Background: Various biologic markers have been reported to be prognostic factors in human esophageal cancers. In the current study, we established a new tumor-grading system representing the malignancy potential of cancer cells and compared it with the clinical-stage system.
Methods: Tumor samples from 77 patients with squamous cell carcinoma of the esophagus were immunohistochemically evaluated for the expression of 10 molecules: the cell cycle-related molecules of cyclin D1, Rb, p16INK4, p27KIP1, and PCNA; the cell-cell adhesion molecules of E-cadherin, alpha-catenin, and beta-catenin; and the heat shock proteins of HSP27 and HSP70.

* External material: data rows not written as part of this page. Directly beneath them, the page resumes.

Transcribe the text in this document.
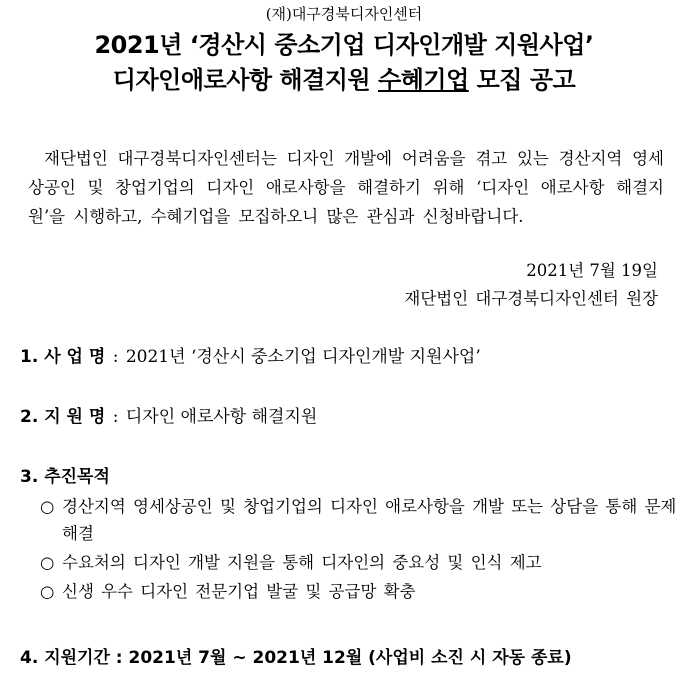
(재)대구경북디자인센터
2021년 ‘경산시 중소기업 디자인개발 지원사업’
디자인애로사항 해결지원 수혜기업 모집 공고
재단법인 대구경북디자인센터는 디자인 개발에 어려움을 겪고 있는 경산지역 영세상공인 및 창업기업의 디자인 애로사항을 해결하기 위해 ‘디자인 애로사항 해결지원’을 시행하고, 수혜기업을 모집하오니 많은 관심과 신청바랍니다.
2021년 7월 19일
재단법인 대구경북디자인센터 원장
1. 사 업 명 : 2021년 ‘경산시 중소기업 디자인개발 지원사업’
2. 지 원 명 : 디자인 애로사항 해결지원
3. 추진목적
○ 경산지역 영세상공인 및 창업기업의 디자인 애로사항을 개발 또는 상담을 통해 문제해결
○ 수요처의 디자인 개발 지원을 통해 디자인의 중요성 및 인식 제고
○ 신생 우수 디자인 전문기업 발굴 및 공급망 확충
4. 지원기간 : 2021년 7월 ~ 2021년 12월 (사업비 소진 시 자동 종료)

Results: P27KIP1, beta-catenin, and HSP70 were selected for their high hazard ratio in multivariate analysis, and the number of their disordered molecules was used to define the malignancy grade (MG). Five-year survival rates were 83%, 54%, 17%, and 0% for MG1, MG2, MG3, and MG4. The gradation of survival curves was better for MGs than for clinical stages. MGs and clinical stages showed significant correlation; however, 55% of those in higher clinical stages (stage 3 or 4) had lower MG (MG1 or 2) and showed better prognosis than others in their group (stage 3 or 4 and MG3 or 4). The proportions of shorter survival span to cancer death patients (less than 1 year) were 0%, 33%, 75%, and 100% in MG1, 2, 3, and 4, but the clinical stage was not associated with the survival span.
Conclusions: The grading of malignancy potential is clinically useful, especially for selecting patients who may show good prognosis in the advanced clinical stage and for predicting short survival span. These predictions are not possible with the clinical-stage system, which is based on the anatomic spread of cancer cells.